« Alors, on y est ? », c’est la question
lancinante que se posent les scientifiques du Jet Propulsion Laboratory qui
suivent encore les faibles signaux en provenance de la sonde Voyager 1.
Depuis
leur lancement en 1977, les deux sondes jumelles Voyager 1 et Voyager 2 on
parcouru 18.2 milliards de kilomètres pour la première et 3 milliards de moins
pour la seconde.
Ce que cherchent à savoir les astronomes c’est si Voyager 1
a franchi physiquement la frontière de notre système solaire. Cette frontière
est là où le vent solaire (des particules chargées émises par le Soleil)
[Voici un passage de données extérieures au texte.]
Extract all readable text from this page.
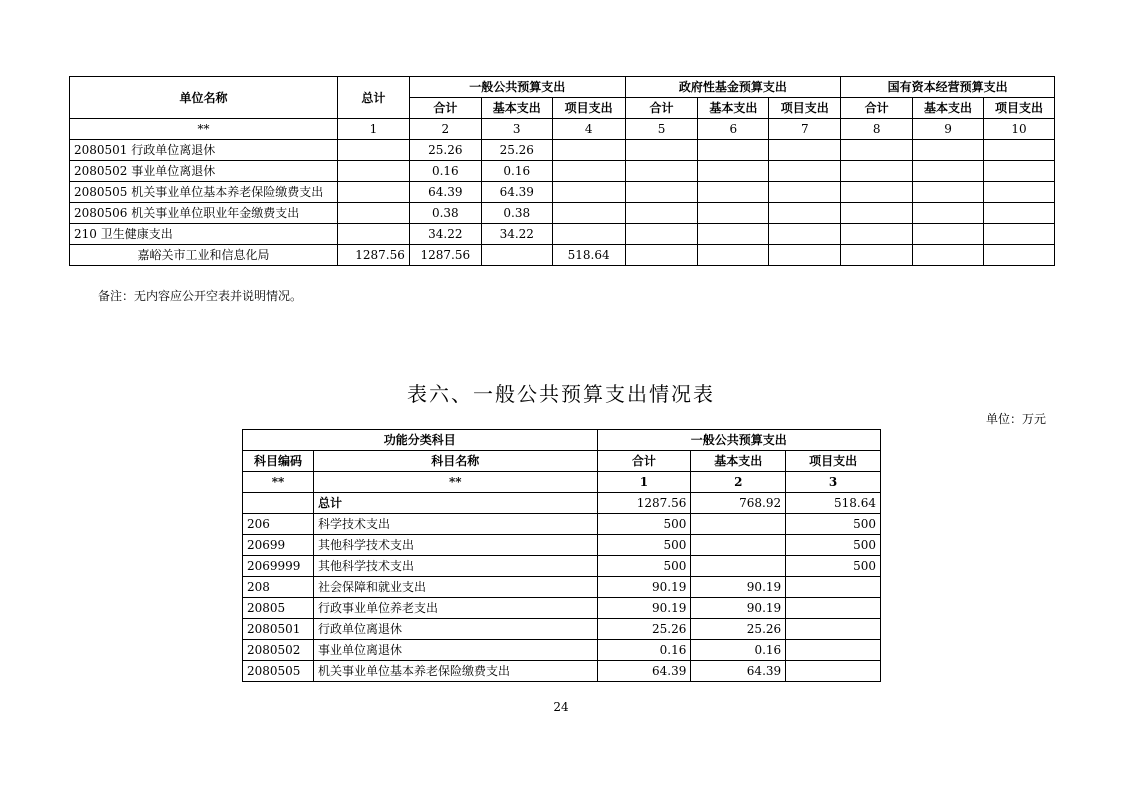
单位名称	总计	一般公共预算支出			政府性基金预算支出			国有资本经营预算支出		
		合计	基本支出	项目支出	合计	基本支出	项目支出	合计	基本支出	项目支出
**	1	2	3	4	5	6	7	8	9	10
2080501 行政单位离退休		25.26	25.26							
2080502 事业单位离退休		0.16	0.16							
2080505 机关事业单位基本养老保险缴费支出		64.39	64.39							
2080506 机关事业单位职业年金缴费支出		0.38	0.38							
210 卫生健康支出		34.22	34.22							
嘉峪关市工业和信息化局	1287.56	1287.56		518.64						
备注：无内容应公开空表并说明情况。
表六、一般公共预算支出情况表
单位：万元
功能分类科目		一般公共预算支出		
科目编码	科目名称	合计	基本支出	项目支出
**	**	1	2	3
	总计	1287.56	768.92	518.64
206	科学技术支出	500		500
20699	其他科学技术支出	500		500
2069999	其他科学技术支出	500		500
208	社会保障和就业支出	90.19	90.19	
20805	行政事业单位养老支出	90.19	90.19	
2080501	行政单位离退休	25.26	25.26	
2080502	事业单位离退休	0.16	0.16	
2080505	机关事业单位基本养老保险缴费支出	64.39	64.39	
24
formant une sorte de bulle (appelée l’héliosphère) rencontre le milieu
interstellaire. Cette frontière physique porte le nom de Héliopause.
Schéma de la sonde Voyager 1 (NASA/JPL CalTech) |
Et bien sûr, la détection de l’héliopause, pour le moment
théorisée, serait une ultime cerise sur le gâteau déjà bien fourni de cette
sonde trentenaire… (les Voyager viennent de fêter leurs 35 ans le 5 septembre dernier).
Aujourd’hui, il semble que l’on soit arrivé dans une zone
quelque peu déconcertante. En effet, les dernières mesures transmises par
Voyager 1 indiquent que la vitesse des particules chargées (des protons pour la
plupart) mesurée avoisine le zéro ! La sonde jumelle Voyager 2 qui se
trouve seulement à 15 milliards de kilomètres, et dans une autre direction, n’a
pas encore observé une telle variation de vitesse particulaire…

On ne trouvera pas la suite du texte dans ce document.